Rural Alaska is one of the most challenging and exciting areas in the U.S. to provide health care.  Our state is enormous and largely inaccessible by road. Many people live hundreds of miles from the nearest hospital and their ability to travel can be limited by cost, weather, availability of aircraft, and other logistical issues. 

As an Alaska WWAMI preceptor, it is my privilege to introduce medical students to the fun and challenging aspects of health care in rural Alaska. WWAMI is a collaborative medical school among universities in five Northwestern states, Washington, Wyoming, Alaska, Montana, and Idaho, and the University of Washington School of Medicine. Through WWAMI’s Rural Underserved Opportunities Program (RUOP), medical students are immersed in a four-week elective experience in a rural community the summer after their first year of medical school. Through this program, students are mentored by local practicing physicians and other health care professionals.  

As a RUOP preceptor, I strive to facilitate experiences that give students as broad an experience in rural health care as possible. Students learn to perform careful histories and physical exams, which is particularly important in resource-limited areas without advanced diagnostic testing. The pace can be slower in rural clinics, which affords more time to assess patients and discuss cases in detail. In addition, students learn how to perform basic procedures such as starting intravenous lines and suturing.  These skills help to build their confidence and provide a hands-on experience which is helpful in their subsequent clinical rotations. In addition, I encourage students to explore the community and participate in community activities. It is helpful for students to understand the local cultures and geographical contexts in which they are learning to provide health care. 

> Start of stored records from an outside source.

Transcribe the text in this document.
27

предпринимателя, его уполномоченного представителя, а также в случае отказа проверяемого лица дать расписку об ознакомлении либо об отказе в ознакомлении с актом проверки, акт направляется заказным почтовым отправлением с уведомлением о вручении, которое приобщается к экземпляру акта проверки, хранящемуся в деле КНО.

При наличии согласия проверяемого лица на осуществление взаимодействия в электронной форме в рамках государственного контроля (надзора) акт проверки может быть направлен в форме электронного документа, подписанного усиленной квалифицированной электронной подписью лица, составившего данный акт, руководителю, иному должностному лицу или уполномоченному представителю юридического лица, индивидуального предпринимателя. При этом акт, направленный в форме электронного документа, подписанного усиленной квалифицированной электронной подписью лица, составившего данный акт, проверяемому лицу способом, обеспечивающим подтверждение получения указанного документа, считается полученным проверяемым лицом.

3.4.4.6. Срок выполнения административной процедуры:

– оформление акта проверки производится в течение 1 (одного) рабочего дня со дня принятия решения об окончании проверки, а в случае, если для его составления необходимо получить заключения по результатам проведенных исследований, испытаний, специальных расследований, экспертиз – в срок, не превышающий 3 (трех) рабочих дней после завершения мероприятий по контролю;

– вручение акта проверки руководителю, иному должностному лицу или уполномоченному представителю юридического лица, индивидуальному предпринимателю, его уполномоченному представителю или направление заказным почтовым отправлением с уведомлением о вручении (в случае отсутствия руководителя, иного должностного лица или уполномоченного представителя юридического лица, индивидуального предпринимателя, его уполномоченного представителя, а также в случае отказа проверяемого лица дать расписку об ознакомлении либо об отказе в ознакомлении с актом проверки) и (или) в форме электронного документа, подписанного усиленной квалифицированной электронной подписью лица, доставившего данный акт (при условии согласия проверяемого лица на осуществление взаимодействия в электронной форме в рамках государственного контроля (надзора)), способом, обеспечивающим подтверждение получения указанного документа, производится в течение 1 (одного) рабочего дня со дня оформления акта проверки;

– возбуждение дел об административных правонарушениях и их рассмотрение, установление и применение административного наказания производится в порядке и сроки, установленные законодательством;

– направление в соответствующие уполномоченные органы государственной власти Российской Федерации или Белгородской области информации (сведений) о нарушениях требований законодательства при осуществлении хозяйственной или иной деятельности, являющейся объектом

I recently mentored an Alaska WWAMI student completing her RUOP rotation in her home state, at Camai Community Health Center in Naknek. During her four-week rotation, she experienced the breadth of health care offered in a rural community. She saw a wide variety of patients of all ages presenting for clinic visits and after-hours emergencies. She got to experience the process of medically evacuating patients to the nearest hospital by air ambulance.  She visited clinics in a fish processing plant and a school and spent time with local paramedics. She gave a presentation to students on ATV safety. She met a visiting optometrist and behavioral health clinician and observed a veterinarian running a field clinic. She attended school sports events and other community activities and explored the community by foot, bike and paddle; and even learned a new fishing technique. This broad exposure to various facets of rural health care within patients’ communities is hard to match but made possible through experiences like RUOP. 

It is always a hope that RUOP students (and others) will choose to practice medicine in rural areas. Indeed, my first RUOP student completed her RUOP rotation in her home community; after she completed her training, she returned to Alaska to work both in her home and other rural communities. 

Through RUOP, rural health care professionals are able to pass along valuable skills and experiences to train future physicians. Even with all the challenges that rural communities face, Alaska WWAMI provides the medical education to train the next generation of physicians needed to serve rural Alaskan communities.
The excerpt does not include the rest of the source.